Abstract
Voices along the Road is a collection of poems that explores the immigrant experience, detailing three worlds that forge a Caribbean-American voice. All three sections of the manuscript examine an identity that comes directly, almost solely, from her surroundings. In the tradition of Louise Bennett, the use of dialect aside, Section I attempts to comprehend a narrow Caribbean existence by scrutinizing a life that is tied to nature, family, and country. Section II sees the world slightly more broadly, but there the speaker is also acutely aware of her identity and the complexity in bridging the two worlds she now finds herself simultaneously occupying, one immediate, the other existing only through reflection. Section III nearly abandons the collection’s Caribbean roots and gives voice to a Floridian experience that in many ways echoes some of the disquiet in the earlier poems. Overall, whether detailing a morning in Jamaica or an afternoon in Miramar, the poems are made of imagery and themes keenly observed and lyrically interpreted.
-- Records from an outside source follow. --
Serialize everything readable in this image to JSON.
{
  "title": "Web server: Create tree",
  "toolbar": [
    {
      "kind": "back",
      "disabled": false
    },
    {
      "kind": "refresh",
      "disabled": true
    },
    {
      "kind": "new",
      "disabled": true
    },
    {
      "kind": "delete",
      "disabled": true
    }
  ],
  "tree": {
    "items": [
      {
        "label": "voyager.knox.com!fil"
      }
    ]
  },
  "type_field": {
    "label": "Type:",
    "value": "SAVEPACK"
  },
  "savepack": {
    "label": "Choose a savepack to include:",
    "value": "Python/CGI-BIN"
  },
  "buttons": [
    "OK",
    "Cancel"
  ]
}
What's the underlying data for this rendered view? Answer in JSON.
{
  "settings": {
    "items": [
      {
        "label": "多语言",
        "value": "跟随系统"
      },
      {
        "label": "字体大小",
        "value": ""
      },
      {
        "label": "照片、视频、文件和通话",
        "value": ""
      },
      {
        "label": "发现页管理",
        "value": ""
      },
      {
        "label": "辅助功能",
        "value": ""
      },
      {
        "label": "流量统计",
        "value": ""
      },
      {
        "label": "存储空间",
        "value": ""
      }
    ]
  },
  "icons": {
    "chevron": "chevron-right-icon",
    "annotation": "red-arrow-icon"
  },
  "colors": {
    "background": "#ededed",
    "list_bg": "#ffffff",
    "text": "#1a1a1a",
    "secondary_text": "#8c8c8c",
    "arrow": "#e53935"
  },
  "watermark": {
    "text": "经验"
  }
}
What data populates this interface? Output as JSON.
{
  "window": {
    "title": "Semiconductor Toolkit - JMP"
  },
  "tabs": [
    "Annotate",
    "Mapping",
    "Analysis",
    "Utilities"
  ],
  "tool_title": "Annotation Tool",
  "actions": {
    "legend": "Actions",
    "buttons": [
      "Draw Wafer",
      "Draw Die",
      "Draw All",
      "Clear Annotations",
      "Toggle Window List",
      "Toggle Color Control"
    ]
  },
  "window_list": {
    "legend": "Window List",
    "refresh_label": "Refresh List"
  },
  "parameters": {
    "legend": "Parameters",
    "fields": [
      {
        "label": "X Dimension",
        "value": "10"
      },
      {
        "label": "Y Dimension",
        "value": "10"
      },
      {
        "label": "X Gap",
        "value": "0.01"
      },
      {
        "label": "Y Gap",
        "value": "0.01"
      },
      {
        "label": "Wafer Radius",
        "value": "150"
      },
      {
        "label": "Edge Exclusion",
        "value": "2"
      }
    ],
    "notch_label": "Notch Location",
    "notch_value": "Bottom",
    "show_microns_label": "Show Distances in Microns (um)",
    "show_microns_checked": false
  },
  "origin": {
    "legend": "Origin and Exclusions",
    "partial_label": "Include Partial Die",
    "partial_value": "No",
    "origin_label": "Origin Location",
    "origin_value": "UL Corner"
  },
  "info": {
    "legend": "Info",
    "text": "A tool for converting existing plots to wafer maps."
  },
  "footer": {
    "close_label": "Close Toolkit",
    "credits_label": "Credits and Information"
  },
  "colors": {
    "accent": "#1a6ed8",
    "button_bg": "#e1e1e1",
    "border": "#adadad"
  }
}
Noticeable is the fact that many of the poems are written about small creatures—ants, an iguana, dragonflies, and other small players in the natural world. Whether it is the rendering of lush Caribbean fields or the crackling metropolis of South Florida, the time and effort paid to the pulsings around her underscore the determination of the speaker to make real and ardent sense of landscape. Form too plays an important role in this collection. Certain poems are sonnet-inspired and adhere loosely to the form’s strict requirements by playing with meter and rhythm and using off rhymes. One even exchanges end rhymes for anagrams. A villanelle also makes an appearance, but the most apparent form is the prose poem. It emerges as a key element in understanding this collection. Because of the history of Caribbean culture, the art of storytelling is an ingrained traditional method of keeping the culture alive; it carries with it the facts and perceptions of the observer and consequent storyteller. These prose pieces are no different from their verse counterparts as they seek to tell the story of a person, a family, a people, and maybe of times and practices that no longer exist.
It is the hope of the poet that, individually, the poems will find homes, and, collectively, they will join with other Caribbean, Caribbean-American, and American voices along the road.